Intinews | Harper Palembang menghadirkan sejumlah pilihan kuliner sepanjang September 2026. Tak hanya menu bercita rasa internasional, hotel ini juga mengangkat makanan khas Sumatera Selatan dengan sentuhan berbeda.
Ada empat program yang ditawarkan, yakni 60 Seconds to Tokyo, D’Lotus Chinese Restaurant, East Meets West dan Local Pride.
Masing-masing punya konsep berbeda. Mulai dari street food Jepang, Chinese cuisine, hidangan Timur dan Barat, sampai olahan makanan khas Sumsel.

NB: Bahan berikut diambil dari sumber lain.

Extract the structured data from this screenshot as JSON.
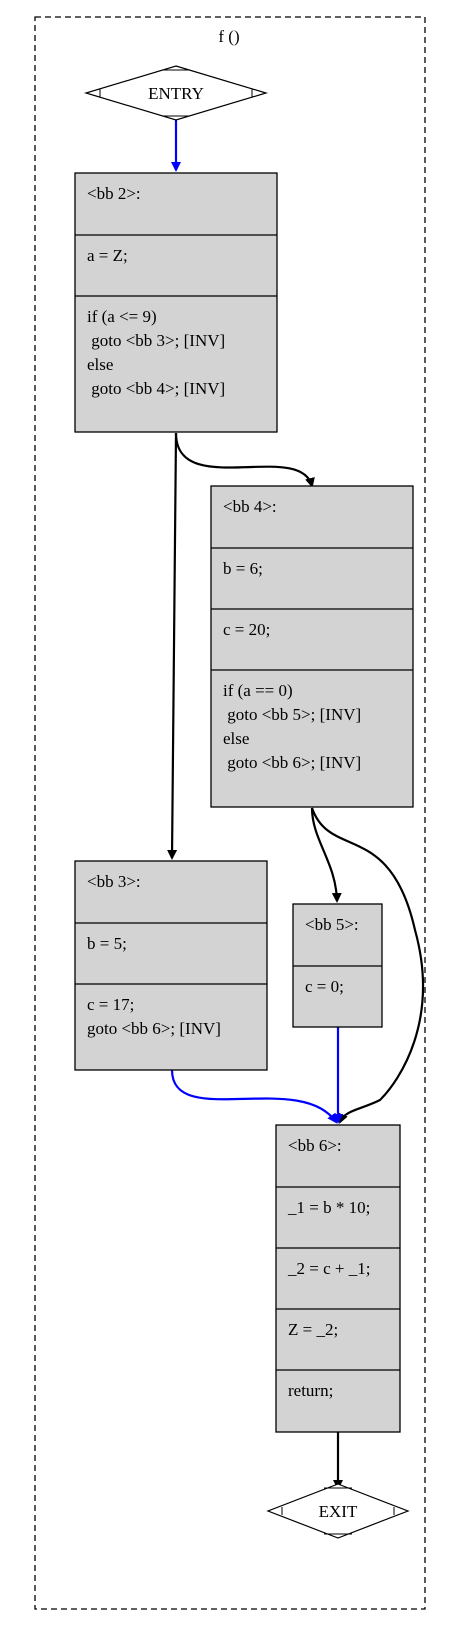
{
  "function_label": "f ()",
  "entry": {
    "label": "ENTRY"
  },
  "exit": {
    "label": "EXIT"
  },
  "blocks": {
    "bb2": {
      "sections": [
        [
          "<bb 2>:"
        ],
        [
          "a = Z;"
        ],
        [
          "if (a <= 9)",
          " goto <bb 3>; [INV]",
          "else",
          " goto <bb 4>; [INV]"
        ]
      ]
    },
    "bb4": {
      "sections": [
        [
          "<bb 4>:"
        ],
        [
          "b = 6;"
        ],
        [
          "c = 20;"
        ],
        [
          "if (a == 0)",
          " goto <bb 5>; [INV]",
          "else",
          " goto <bb 6>; [INV]"
        ]
      ]
    },
    "bb3": {
      "sections": [
        [
          "<bb 3>:"
        ],
        [
          "b = 5;"
        ],
        [
          "c = 17;",
          "goto <bb 6>; [INV]"
        ]
      ]
    },
    "bb5": {
      "sections": [
        [
          "<bb 5>:"
        ],
        [
          "c = 0;"
        ]
      ]
    },
    "bb6": {
      "sections": [
        [
          "<bb 6>:"
        ],
        [
          "_1 = b * 10;"
        ],
        [
          "_2 = c + _1;"
        ],
        [
          "Z = _2;"
        ],
        [
          "return;"
        ]
      ]
    }
  },
  "edges": [
    {
      "from": "entry",
      "to": "bb2",
      "kind": "fallthru",
      "color": "#0000ff"
    },
    {
      "from": "bb2",
      "to": "bb4",
      "kind": "branch",
      "color": "#000000"
    },
    {
      "from": "bb2",
      "to": "bb3",
      "kind": "branch",
      "color": "#000000"
    },
    {
      "from": "bb4",
      "to": "bb5",
      "kind": "branch",
      "color": "#000000"
    },
    {
      "from": "bb4",
      "to": "bb6",
      "kind": "branch",
      "color": "#000000"
    },
    {
      "from": "bb3",
      "to": "bb6",
      "kind": "fallthru",
      "color": "#0000ff"
    },
    {
      "from": "bb5",
      "to": "bb6",
      "kind": "fallthru",
      "color": "#0000ff"
    },
    {
      "from": "bb6",
      "to": "exit",
      "kind": "branch",
      "color": "#000000"
    }
  ],
  "colors": {
    "block_fill": "#d3d3d3",
    "border": "#000000",
    "fallthru_edge": "#0000ff",
    "branch_edge": "#000000"
  }
}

General Manager Harper Palembang, Sahroni mengatakan, rangkaian program tersebut dibuat agar tamu mendapatkan pengalaman berbeda saat menikmati makanan.

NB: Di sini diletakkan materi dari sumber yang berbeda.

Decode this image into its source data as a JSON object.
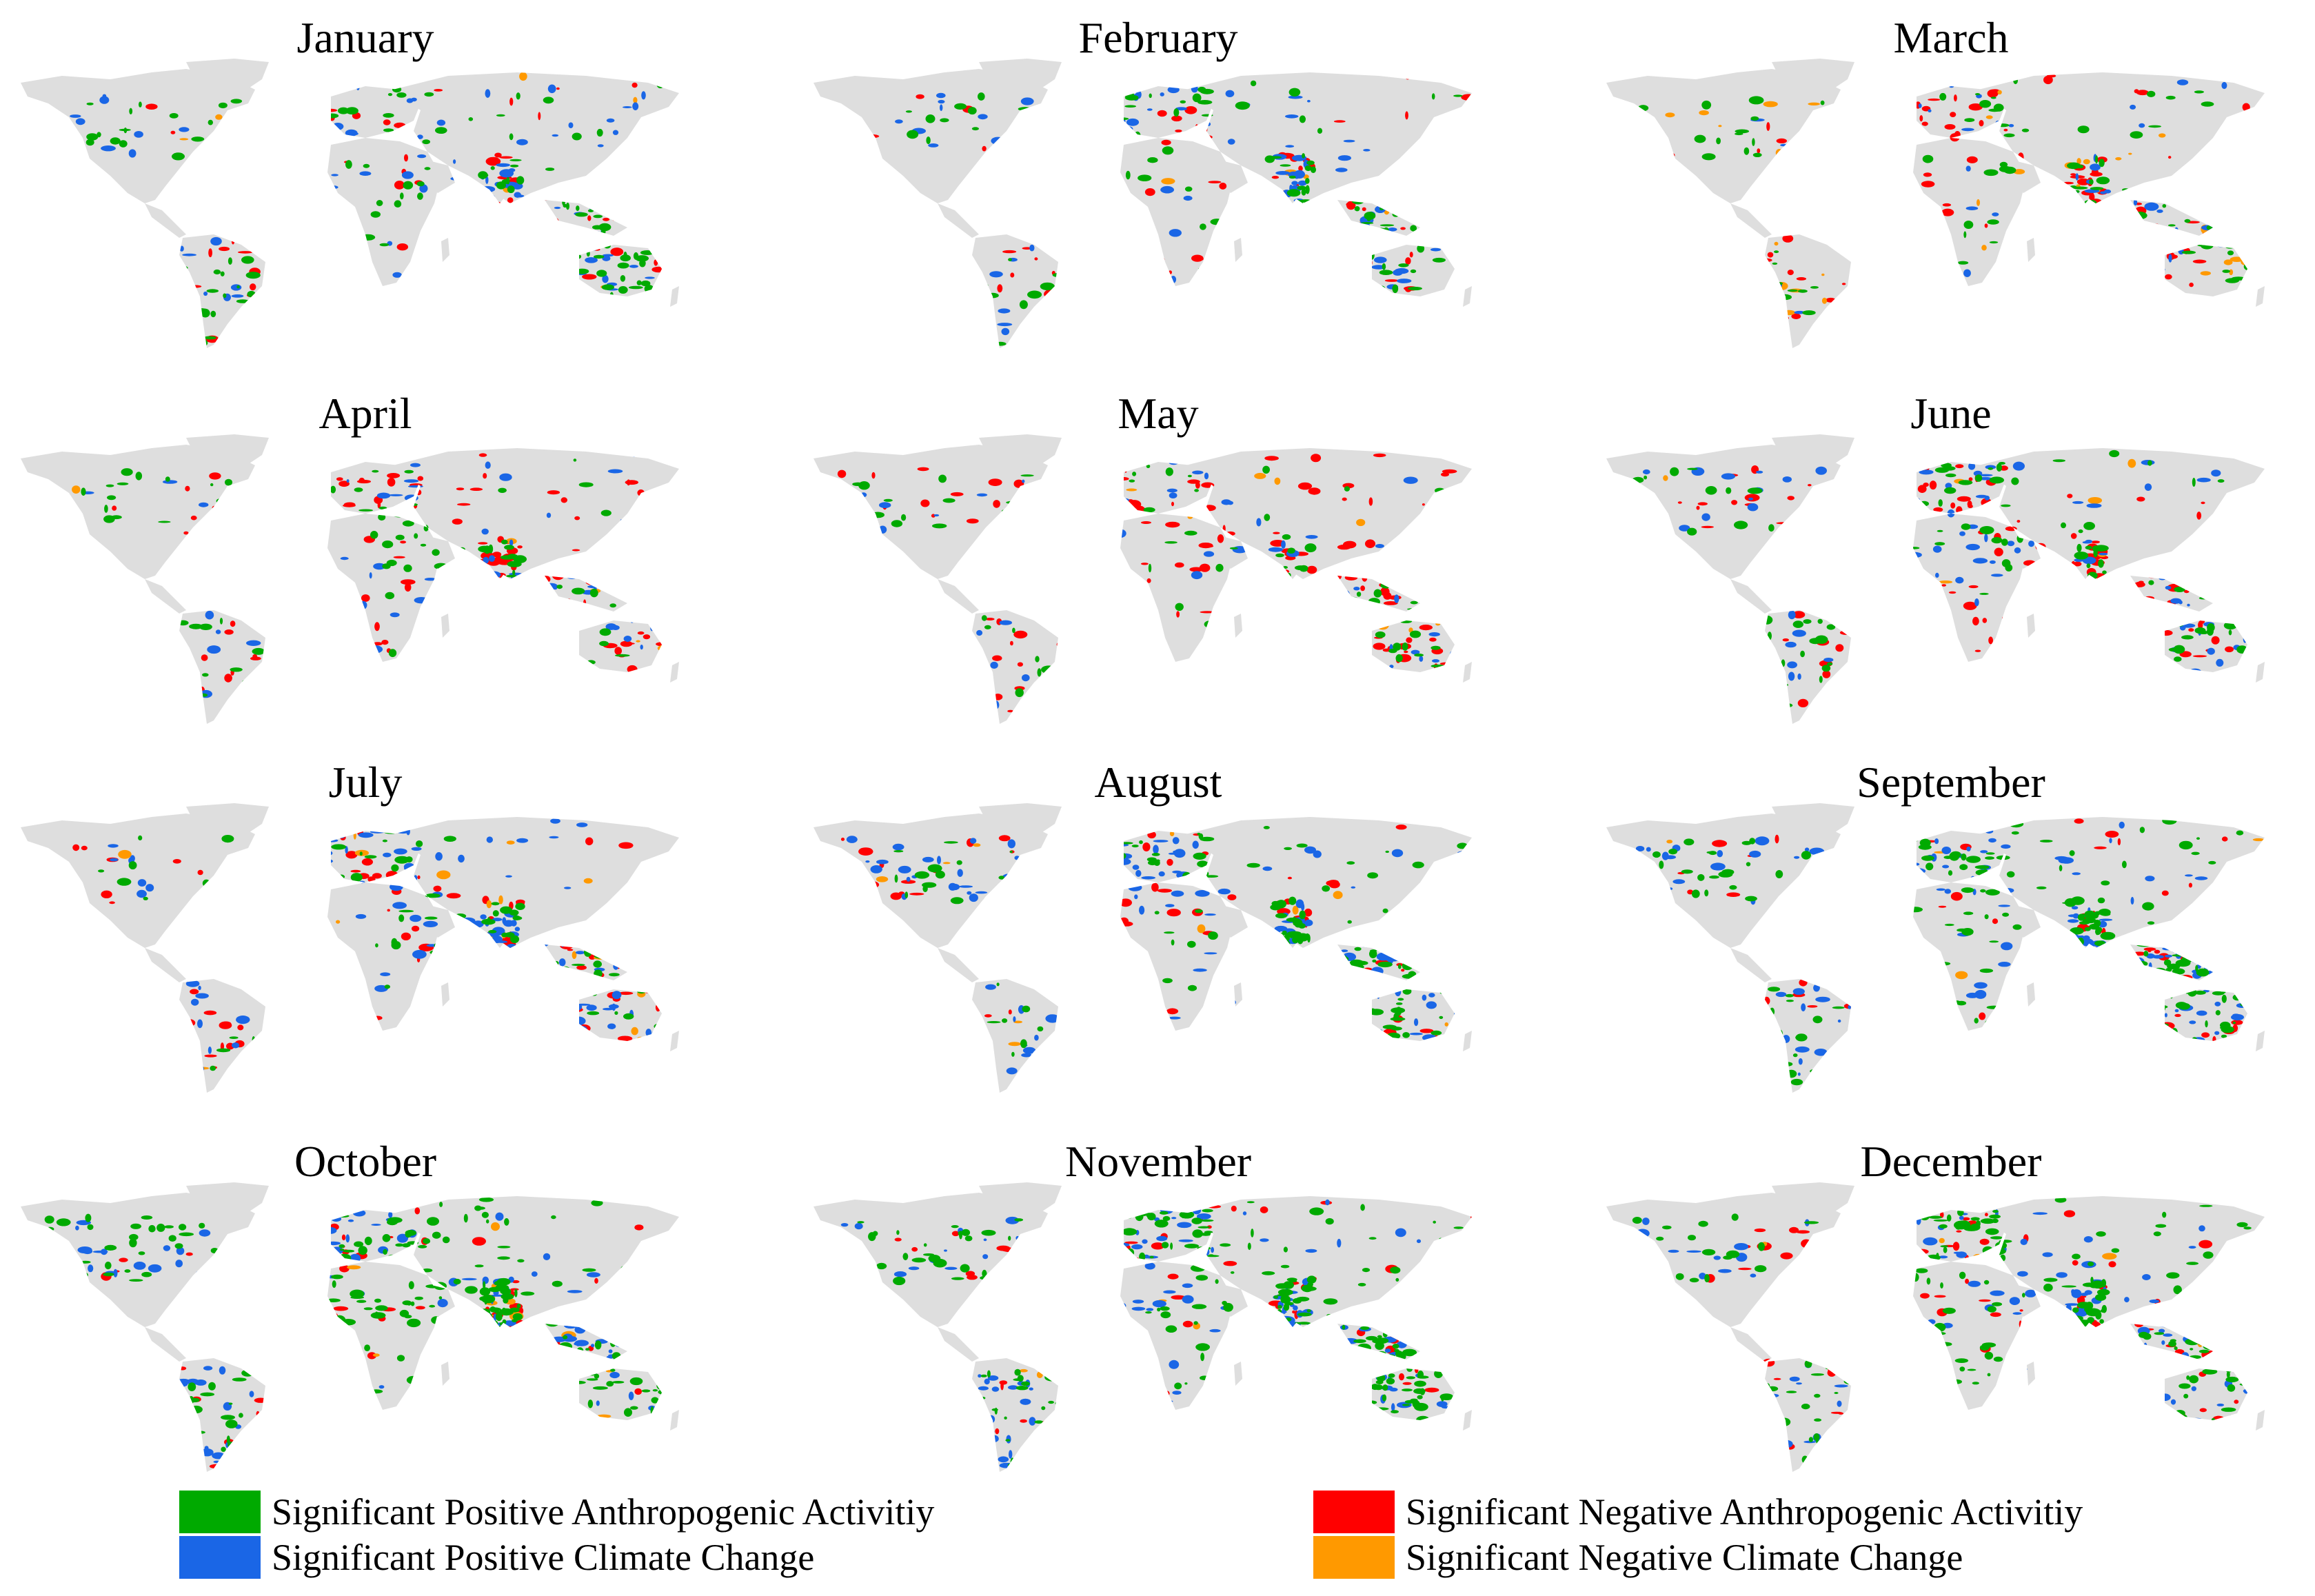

*Melalui rangkaian program F&B yang kami hadirkan, kami ingin memberikan pengalaman yang lebih dari sekadar menikmati makanan. Setiap menu memiliki cerita dan karakter tersendiri, sehingga tamu seolah diajak melakukan perjalanan dari satu destinasi ke destinasi lainnya melalui rasa, “ujar Sahroni.
Street Food Jepang lewat 60 Seconds to Tokyo
Salah satu yang dihadirkan adalah 60 Seconds to Tokyo. Program ini membawa konsep street food Jepang dengan sejumlah menu yang terinspirasi dari kuliner Negeri Sakura.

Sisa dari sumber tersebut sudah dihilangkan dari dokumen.